See my comments to you in the other thread.

You'll also find people a lot more helpful if you include please & thank you in your posts.


-


----------



## Milka Mbiyu (Dec 20, 2007)

Thanks so much for your correction.I was in so much in a hurry thats why I forgot.
Please advice me accordingly on the issue of finding employment in Dubai.
Thanx


----------



## Geordie Armani (Jan 24, 2008)

register with some of the agencies!


----------



## Milka Mbiyu (Dec 20, 2007)

Thanx so much for your answer,plz write to me some of the agencies which can be of help to me.Thanx


----------



## Milka Mbiyu (Dec 20, 2007)

Do you know any one in Dubai who is looking for a marketer with two years experience in selling real estate?
Please help


----------



## Equus08 (Feb 29, 2008)

Hi Milka and welcome. You may want to visit the following sites to get a feel of employment opportunities. 

Gulfnews: Home
Dubai Property for Sale and Rent, Jobs in Dubai, Dubai Classifieds


----------



## shinny_girl (Apr 4, 2008)

Milka,why should you be rushing to get a job here!? 
while looking for vacancies or registering with agencies dont be traped by these scams. avoid agencies that charge you to offer a job,cause its all non sense.

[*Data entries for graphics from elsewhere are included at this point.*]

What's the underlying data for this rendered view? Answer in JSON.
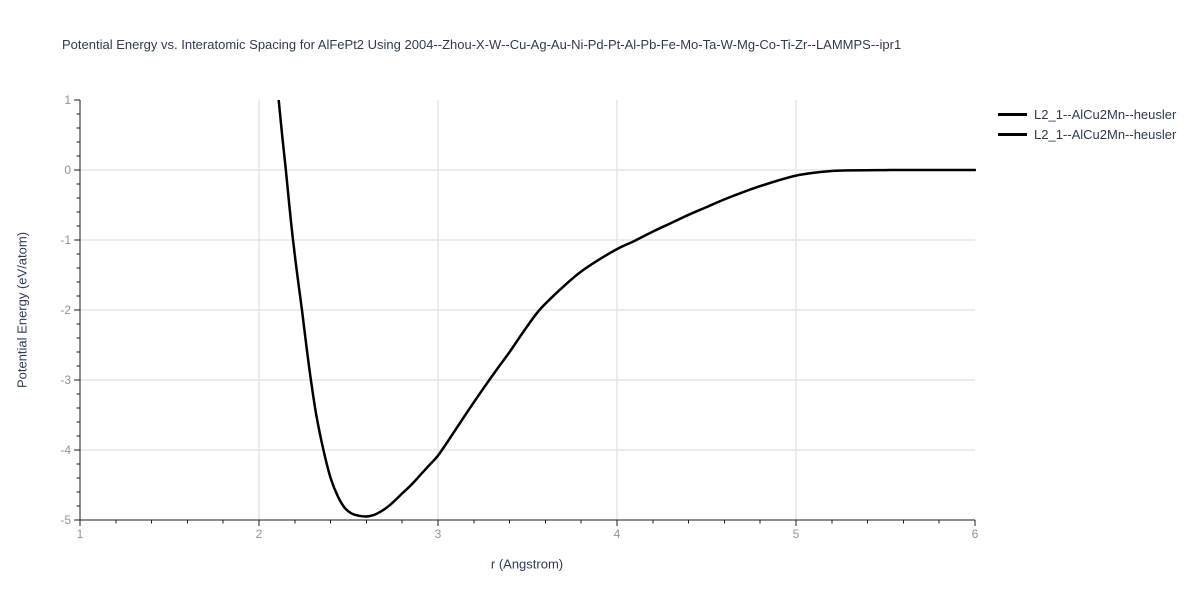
{
  "chart_data": {
    "type": "line",
    "title": "Potential Energy vs. Interatomic Spacing for AlFePt2 Using 2004--Zhou-X-W--Cu-Ag-Au-Ni-Pd-Pt-Al-Pb-Fe-Mo-Ta-W-Mg-Co-Ti-Zr--LAMMPS--ipr1",
    "xlabel": "r (Angstrom)",
    "ylabel": "Potential Energy (eV/atom)",
    "xlim": [
      1,
      6
    ],
    "ylim": [
      -5,
      1
    ],
    "x_ticks": [
      1,
      2,
      3,
      4,
      5,
      6
    ],
    "x_tick_labels": [
      "1",
      "2",
      "3",
      "4",
      "5",
      "6"
    ],
    "y_ticks": [
      1,
      0,
      -1,
      -2,
      -3,
      -4,
      -5
    ],
    "y_tick_labels": [
      "1",
      "0",
      "-1",
      "-2",
      "-3",
      "-4",
      "-5"
    ],
    "minor_tick_step": 0.2,
    "grid": true,
    "legend_position": "top-right-outside",
    "legend": [
      {
        "label": "L2_1--AlCu2Mn--heusler",
        "color": "#000000"
      },
      {
        "label": "L2_1--AlCu2Mn--heusler",
        "color": "#000000"
      }
    ],
    "series": [
      {
        "name": "L2_1--AlCu2Mn--heusler",
        "color": "#000000",
        "line_width": 2.5,
        "x": [
          2.11,
          2.13,
          2.15,
          2.17,
          2.19,
          2.215,
          2.24,
          2.265,
          2.29,
          2.32,
          2.36,
          2.4,
          2.44,
          2.48,
          2.52,
          2.56,
          2.6,
          2.64,
          2.68,
          2.72,
          2.76,
          2.8,
          2.85,
          2.9,
          2.95,
          3.0,
          3.08,
          3.16,
          3.24,
          3.32,
          3.4,
          3.48,
          3.56,
          3.64,
          3.72,
          3.8,
          3.9,
          4.0,
          4.1,
          4.2,
          4.3,
          4.4,
          4.5,
          4.6,
          4.7,
          4.8,
          4.9,
          5.0,
          5.1,
          5.2,
          5.3,
          5.45,
          5.6,
          5.8,
          6.0
        ],
        "y": [
          1.0,
          0.48,
          0.0,
          -0.52,
          -1.0,
          -1.52,
          -2.0,
          -2.52,
          -3.0,
          -3.5,
          -4.0,
          -4.4,
          -4.66,
          -4.83,
          -4.91,
          -4.94,
          -4.95,
          -4.93,
          -4.88,
          -4.81,
          -4.72,
          -4.62,
          -4.5,
          -4.36,
          -4.22,
          -4.08,
          -3.78,
          -3.47,
          -3.17,
          -2.88,
          -2.6,
          -2.3,
          -2.02,
          -1.81,
          -1.62,
          -1.45,
          -1.28,
          -1.13,
          -1.01,
          -0.88,
          -0.76,
          -0.64,
          -0.53,
          -0.42,
          -0.32,
          -0.23,
          -0.15,
          -0.08,
          -0.04,
          -0.015,
          -0.006,
          -0.002,
          0.0,
          0.0,
          0.0
        ]
      }
    ],
    "annotations": {
      "minimum_r": 2.58,
      "minimum_energy": -4.95
    },
    "colors": {
      "curve": "#000000",
      "grid": "#e6e6e6",
      "axis": "#1c1c1c",
      "tick_label": "#8b93a4",
      "text": "#2e3b55",
      "background": "#ffffff"
    }
  }
}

being titled as marketer,or sales does not necessarily help you to get a good job though a good chance you will have to be palced in a real estate.

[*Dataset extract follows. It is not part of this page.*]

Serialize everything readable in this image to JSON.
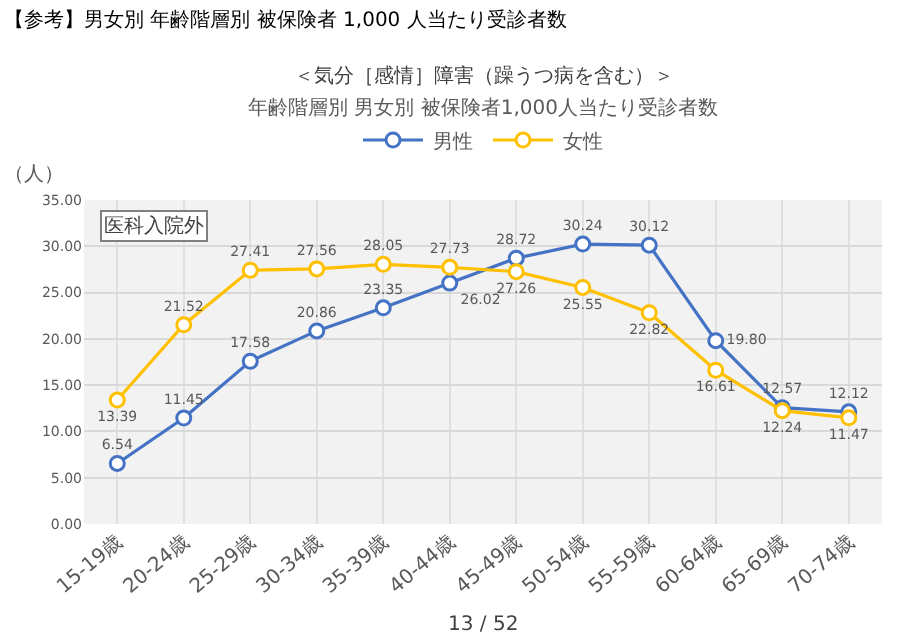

be specific and clear in your CV as who you are and what you have done so far. have a defined demand on your rights here(speaking of employment).

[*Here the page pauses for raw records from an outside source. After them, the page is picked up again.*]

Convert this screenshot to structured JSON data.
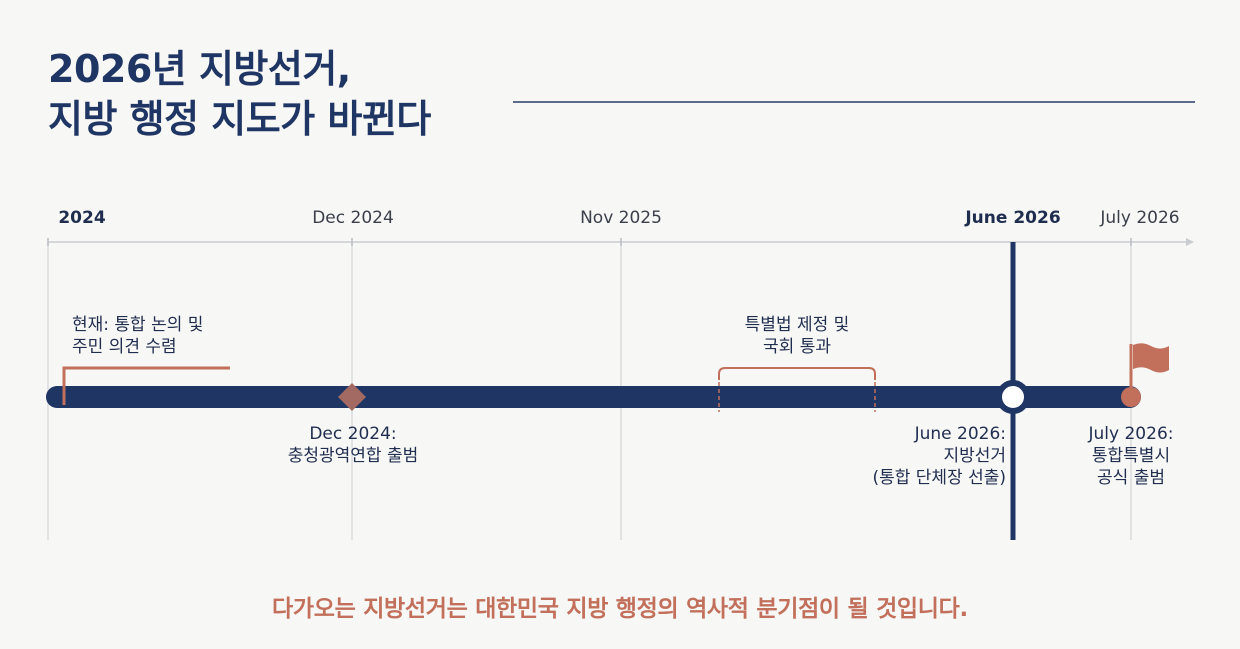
{
  "title": {
    "line1": "2026년 지방선거,",
    "line2": "지방 행정 지도가 바뀐다"
  },
  "axis_ticks": [
    {
      "label": "2024",
      "bold": true
    },
    {
      "label": "Dec 2024",
      "bold": false
    },
    {
      "label": "Nov 2025",
      "bold": false
    },
    {
      "label": "June 2026",
      "bold": true
    },
    {
      "label": "July 2026",
      "bold": false
    }
  ],
  "events": {
    "now": {
      "lines": [
        "현재: 통합 논의 및",
        "주민 의견 수렴"
      ]
    },
    "dec2024": {
      "lines": [
        "Dec 2024:",
        "충청광역연합 출범"
      ]
    },
    "special_law": {
      "lines": [
        "특별법 제정 및",
        "국회 통과"
      ]
    },
    "june2026": {
      "lines": [
        "June 2026:",
        "지방선거",
        "(통합 단체장 선출)"
      ]
    },
    "july2026": {
      "lines": [
        "July 2026:",
        "통합특별시",
        "공식 출범"
      ]
    }
  },
  "footer": "다가오는 지방선거는 대한민국 지방 행정의 역사적 분기점이 될 것입니다.",
  "colors": {
    "navy": "#1f3564",
    "accent": "#c2705b",
    "grid": "#d2d4d8",
    "background": "#f7f7f5"
  }
}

and since you said you are in hurry(!),i afraid you say YES to what ever position being offered to you.... be strong and confident on what you want.


----------



## marc (Mar 10, 2008)

there are no property companies out here......sorry.

LOL - send your CV to agents on the web, or come here for interviews there are hundreds.


----------



## Ogri750 (Feb 14, 2008)

This is going to sound really harsh, but if you can't find agencies thru the internet to send your cv to/register with, do you really think you are ready for a big move such as relocation to a different country?


----------



## marc (Mar 10, 2008)

I think i agree.

You got to be organized - big time.


----------



## Elphaba (Jan 24, 2008)

Ogri750 said:


> This is going to sound really harsh, but if you can't find agencies thru the internet to send your cv to/register with, do you really think you are ready for a big move such as relocation to a different country?



A very good point 

No chance of succeeding without some initiative....


-


----------